Je n’utilise pas les notes permanentes dont parle Ahrens, ces notes dans lesquelles il transforme ses notes littéraires en une base de connaissance. C’est là que je simplifie ma prise de notes. J’ai essayé, je n’ai pas trouvé que cela m’aidait. Je préfère organiser mes notes structurées, les classer dans des dossiers par rôles ou domaines, les lier entre elles, ce qu’Obsidian fait très vite et très bien.

J’obtiens ainsi un ensemble de ressources qui équivaut pour moi à la base de connaissance telle qu’Ahrens la propose. Ma notion de notes structurées me permet de me remémorer efficacement les informations importantes et d’approfondir mon apprentissage. En reformulant et en réorganisant ce que j’ai appris, je retiens bien mieux ces connaissances et leur compréhension sur le long terme.

Mes notes structurées m’aident à retrouver les bonnes informations rapidement. Je passe moins de temps à rechercher une référence spécifique ou à me souvenir d’une idée évoquée précédemment. C’est tout l’intérêt de ne pas me contenter de notes éphémères.

Les notes projets

Il s’agit ici de regrouper des notes pour mener à bien un projet. Je vais alors extraire de ma base de connaissance les informations utiles au projet, les associer (comprendre « les lier dans Obsidian ») pour constituer un ensemble pertinent. Tout ce qui ne concerne pas le projet est écarté, tout ce qui pourrait le concerner selon la tournure qu’il va prendre est conservé.

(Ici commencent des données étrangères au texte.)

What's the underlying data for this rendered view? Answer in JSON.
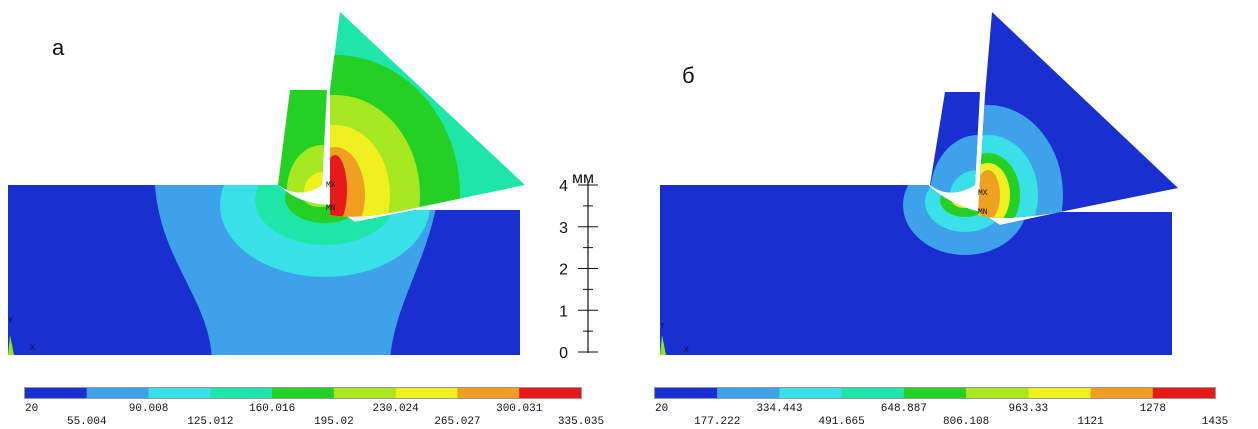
{
  "panels": [
    {
      "label": "а",
      "max_label": "MX",
      "min_label": "MN",
      "legend": [
        20,
        55.004,
        90.008,
        125.012,
        160.016,
        195.02,
        230.024,
        265.027,
        300.031,
        335.035
      ]
    },
    {
      "label": "б",
      "max_label": "MX",
      "min_label": "MN",
      "legend": [
        20,
        177.222,
        334.443,
        491.665,
        648.887,
        806.108,
        963.33,
        1121,
        1278,
        1435
      ]
    }
  ],
  "ruler": {
    "unit": "мм",
    "ticks": [
      0,
      1,
      2,
      3,
      4
    ]
  }
}
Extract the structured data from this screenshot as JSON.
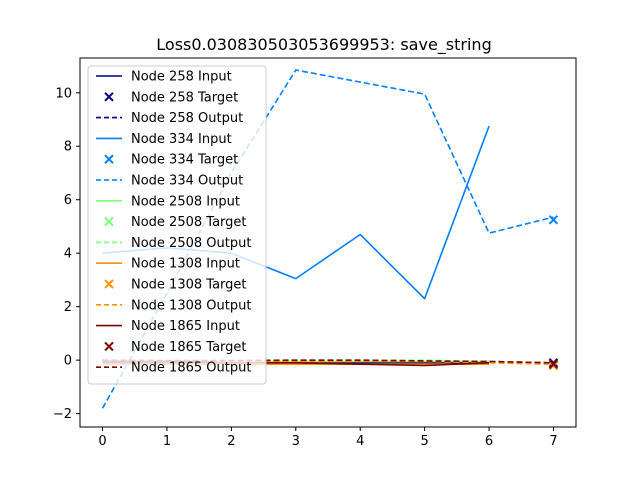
{
  "chart_data": {
    "type": "line",
    "title": "Loss0.030830503053699953: save_string",
    "xlabel": "",
    "ylabel": "",
    "xlim": [
      -0.35,
      7.35
    ],
    "ylim": [
      -2.5,
      11.3
    ],
    "xticks": [
      0,
      1,
      2,
      3,
      4,
      5,
      6,
      7
    ],
    "yticks": [
      -2,
      0,
      2,
      4,
      6,
      8,
      10
    ],
    "grid": false,
    "legend_position": "upper-left",
    "series": [
      {
        "name": "Node 258 Input",
        "kind": "input",
        "color": "#00007f",
        "x": [
          0,
          1,
          2,
          3,
          4,
          5,
          6
        ],
        "values": [
          -0.1,
          -0.1,
          -0.1,
          -0.1,
          -0.1,
          -0.1,
          -0.1
        ]
      },
      {
        "name": "Node 258 Target",
        "kind": "target",
        "color": "#00007f",
        "x": [
          7
        ],
        "values": [
          -0.1
        ]
      },
      {
        "name": "Node 258 Output",
        "kind": "output",
        "color": "#00007f",
        "x": [
          0,
          1,
          2,
          3,
          4,
          5,
          6,
          7
        ],
        "values": [
          -0.05,
          -0.05,
          -0.05,
          -0.05,
          -0.05,
          -0.05,
          -0.05,
          -0.1
        ]
      },
      {
        "name": "Node 334 Input",
        "kind": "input",
        "color": "#0080ff",
        "x": [
          0,
          1,
          2,
          3,
          4,
          5,
          6
        ],
        "values": [
          4.0,
          4.2,
          4.0,
          3.05,
          4.7,
          2.3,
          8.75
        ]
      },
      {
        "name": "Node 334 Target",
        "kind": "target",
        "color": "#0080ff",
        "x": [
          7
        ],
        "values": [
          5.25
        ]
      },
      {
        "name": "Node 334 Output",
        "kind": "output",
        "color": "#0080ff",
        "x": [
          0,
          1,
          2,
          3,
          4,
          5,
          6,
          7
        ],
        "values": [
          -1.8,
          2.5,
          7.0,
          10.85,
          10.4,
          9.95,
          4.75,
          5.35
        ]
      },
      {
        "name": "Node 2508 Input",
        "kind": "input",
        "color": "#7cff79",
        "x": [
          0,
          1,
          2,
          3,
          4,
          5,
          6
        ],
        "values": [
          -0.05,
          -0.05,
          -0.05,
          -0.05,
          -0.05,
          -0.05,
          -0.05
        ]
      },
      {
        "name": "Node 2508 Target",
        "kind": "target",
        "color": "#7cff79",
        "x": [
          7
        ],
        "values": [
          -0.15
        ]
      },
      {
        "name": "Node 2508 Output",
        "kind": "output",
        "color": "#7cff79",
        "x": [
          0,
          1,
          2,
          3,
          4,
          5,
          6,
          7
        ],
        "values": [
          0.0,
          0.0,
          0.0,
          0.0,
          0.0,
          0.0,
          -0.05,
          -0.1
        ]
      },
      {
        "name": "Node 1308 Input",
        "kind": "input",
        "color": "#ff9400",
        "x": [
          0,
          1,
          2,
          3,
          4,
          5,
          6
        ],
        "values": [
          -0.15,
          -0.15,
          -0.15,
          -0.15,
          -0.15,
          -0.15,
          -0.15
        ]
      },
      {
        "name": "Node 1308 Target",
        "kind": "target",
        "color": "#ff9400",
        "x": [
          7
        ],
        "values": [
          -0.2
        ]
      },
      {
        "name": "Node 1308 Output",
        "kind": "output",
        "color": "#ff9400",
        "x": [
          0,
          1,
          2,
          3,
          4,
          5,
          6,
          7
        ],
        "values": [
          -0.05,
          -0.05,
          -0.05,
          -0.05,
          -0.05,
          -0.05,
          -0.1,
          -0.15
        ]
      },
      {
        "name": "Node 1865 Input",
        "kind": "input",
        "color": "#7f0000",
        "x": [
          0,
          1,
          2,
          3,
          4,
          5,
          6
        ],
        "values": [
          -0.05,
          -0.05,
          -0.1,
          -0.1,
          -0.15,
          -0.2,
          -0.1
        ]
      },
      {
        "name": "Node 1865 Target",
        "kind": "target",
        "color": "#7f0000",
        "x": [
          7
        ],
        "values": [
          -0.15
        ]
      },
      {
        "name": "Node 1865 Output",
        "kind": "output",
        "color": "#7f0000",
        "x": [
          0,
          1,
          2,
          3,
          4,
          5,
          6,
          7
        ],
        "values": [
          0.0,
          -0.02,
          -0.02,
          0.0,
          0.0,
          -0.03,
          -0.05,
          -0.1
        ]
      }
    ]
  }
}
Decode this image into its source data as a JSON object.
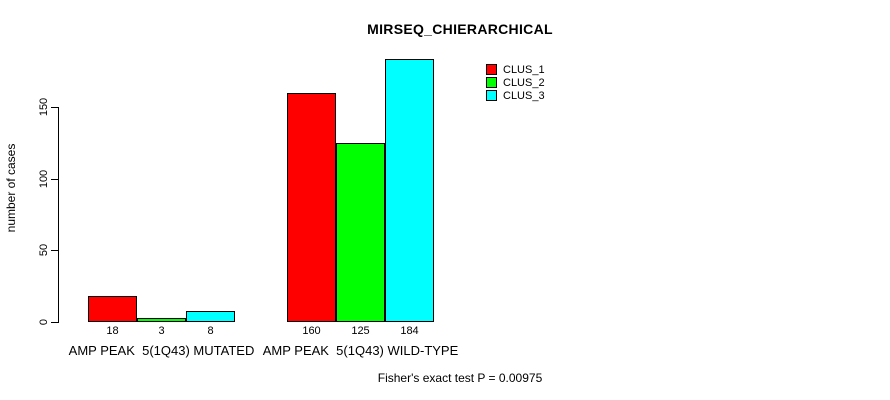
{
  "chart_data": {
    "type": "bar",
    "title": "MIRSEQ_CHIERARCHICAL",
    "ylabel": "number of cases",
    "xlabel": "",
    "categories": [
      "AMP PEAK  5(1Q43) MUTATED",
      "AMP PEAK  5(1Q43) WILD-TYPE"
    ],
    "series": [
      {
        "name": "CLUS_1",
        "color": "#FF0000",
        "values": [
          18,
          160
        ]
      },
      {
        "name": "CLUS_2",
        "color": "#00FF00",
        "values": [
          3,
          125
        ]
      },
      {
        "name": "CLUS_3",
        "color": "#00FFFF",
        "values": [
          8,
          184
        ]
      }
    ],
    "yticks": [
      0,
      50,
      100,
      150
    ],
    "ylim": [
      0,
      184
    ],
    "show_bar_value_labels": true,
    "annotation": "Fisher's exact test P = 0.00975",
    "legend_position": "top-right",
    "grid": false,
    "bar_border_color": "#000000",
    "axis_color": "#000000",
    "background_color": "#FFFFFF"
  }
}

Pour identifier ces informations au sein de ma base de connaissances, je parcours mes notes structurées et j’utilise la recherche Obsidian. C’est un travail qui demande de l’attention, car plus vous avez de notes, plus il faut savoir identifier les bonnes. C’est aussi pour cette raison que je limite le nombre de notes structurées ; stocker trop d’informations, comme je l’ai fait dans Evernote avant de passer à Obsidian, ne m’aidait pas.

Prendre des notes utiles : tout est fonction de votre besoin

En suivant ces étapes, j’arrive à prendre des notes de manière efficace et significative. Je transforme mes pensées et idées éparses en un ensemble de connaissances structuré. Je peux ensuite utiliser ces notes pour écrire, qu’il s’agisse d’une lettre photo, d’un article de blog ou du contenu d’une formation.

Tenir un tel système de notes me permet également de suivre mon évolution au fil du temps. Je peux revenir sur mes réflexions passées, voir comment mes idées ont évolué et mieux comprendre ce qui me préoccupe au quotidien.

Mon système évolue avec le temps, je m’inspire aussi de ce que je découvre chez les autres aussi je vous encourage à me faire part de vos pratiques, questions, remarques que je ne manquerai pas de … noter.